We used Google Form to both distribute and collect the questionnaire results. We provide here, in the folder responses, all the student answers in CSV format and also the submitted source code.
To keep the privacy of the students intact, we have removed all the personal
information (e.g., names, email addresses, university identification numbers)
and replaced them with an anonymous identifier named id in the CSV tables.
In particular, these are the answers to the questionnaires:
- We omit the answers to 1-participation.md for privacy reasons.
- We do not include the responses to 2-check.md either since all the students correctly reported the hidden value.
- The answers to 3-preliminary.md are available at 3-preliminary.csv
- The responses to 4-live.md are instead downloadable from 4-live.csv.
- 5-task-1.csv, 5-task-2.csv, and 5-task-3.csv respectively contains the results of the questionnaire 5-task.md for the tasks 1, 2, and 3 executed in the classrooms.
The folders 5-task-1-code, 5-task-2-code, and 5-task-3-code contains the submitted modified source code per each task.
The file names in each folder follow this schema <application>-<id>.c
where <application> is the cracked application name (arithmetic, number,
or tictactoe) and <id> is the anonymous identifier of the student.
Note that some students sent files that contains syntax errors, so not all of them are compilable.
The analysis folder contains the files we used to perform our analysis.
The file code-metrics.csv contains several complexity metrics of the obfuscated applications distributed to the students. We used Frama-C to compute these values.
We took the raw student CSV responses, available at responses, and cleaned them up by removing some unnecessary columns. In particular:
- analysis/3-preliminary.csv is the cleaned version of responses/3-preliminary.csv.
- analysis/4-live.csv is the cleaned version of responses/4-live.csv.
- tasks.csv contains the aggregated and cleaned data related to the three task questionnaires responses.
The file analysis.rmd is our R MarkDown file used to compute the statistics explained in our paper.
This section contains some additional miscellaneous information.

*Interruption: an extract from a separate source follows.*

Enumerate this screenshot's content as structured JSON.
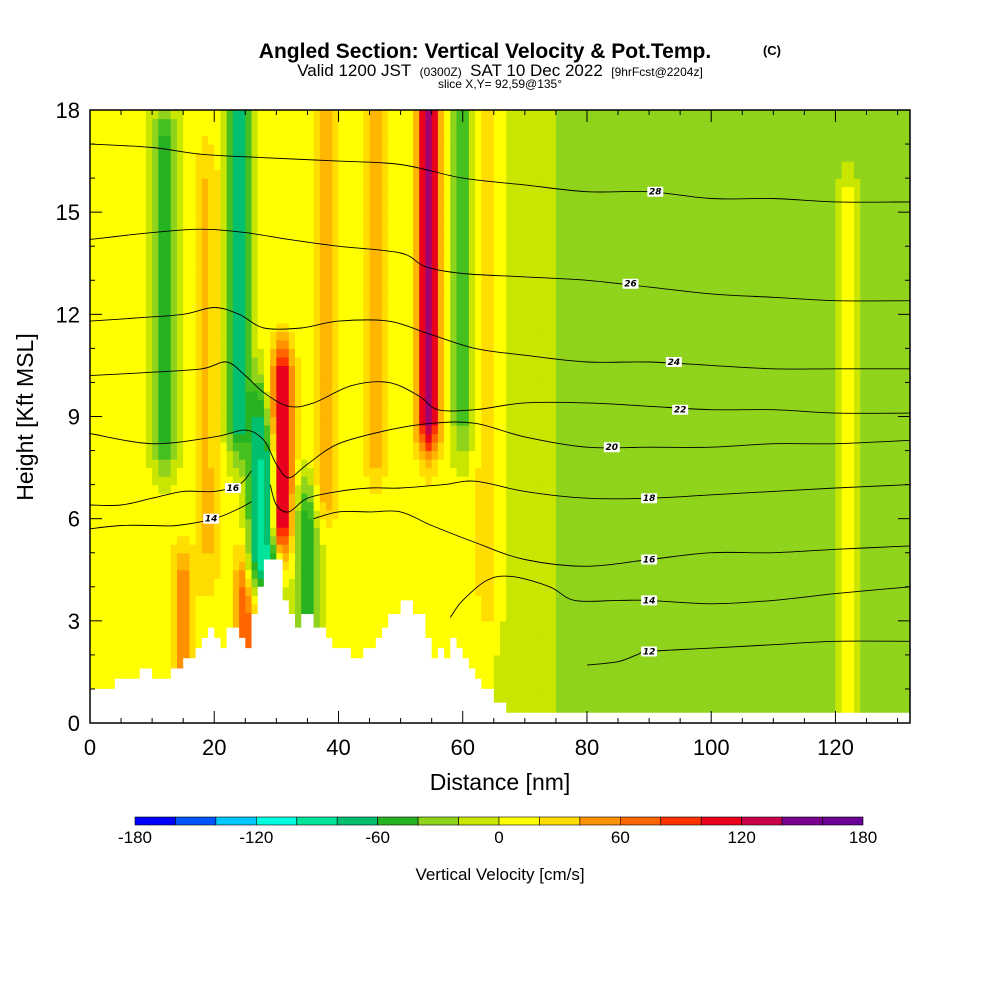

The original vanilla code for the home test exercise check.c is available
at check.c.
To generate the obfuscated version distributed to the students, we used the following procedure:
-
We obfuscated the vanilla code with Tigress by using the following options:
--Transform=EncodeLiterals --EncodeLiteralsKinds=string --EncodeLiteralsEncoderName=encoder --Functions=* --Transform=EncodeData --GlobalVariables='spyme' --Transform=EncodeArithmetic --Functions=* --Transform=Split --Functions=check
-
We complied checksum.c and executed it to compute the source code checksum of the obfuscated
check.c. -
We updated the original vanilla source code with the obtained checksum.
-
We executed Tigress again with the same metrics.
We decided to install a checksum computation in the application to avoid the students manipulating its source code.
The original vanilla source code of our three task applications are:
arithmetic. and number.c were taken from the bsdgames in the Debian
repositories, while tictactoe is an exercise from the book C: The Complete
Reference, 4th Ed. (Paperback) by Herbert Schildt.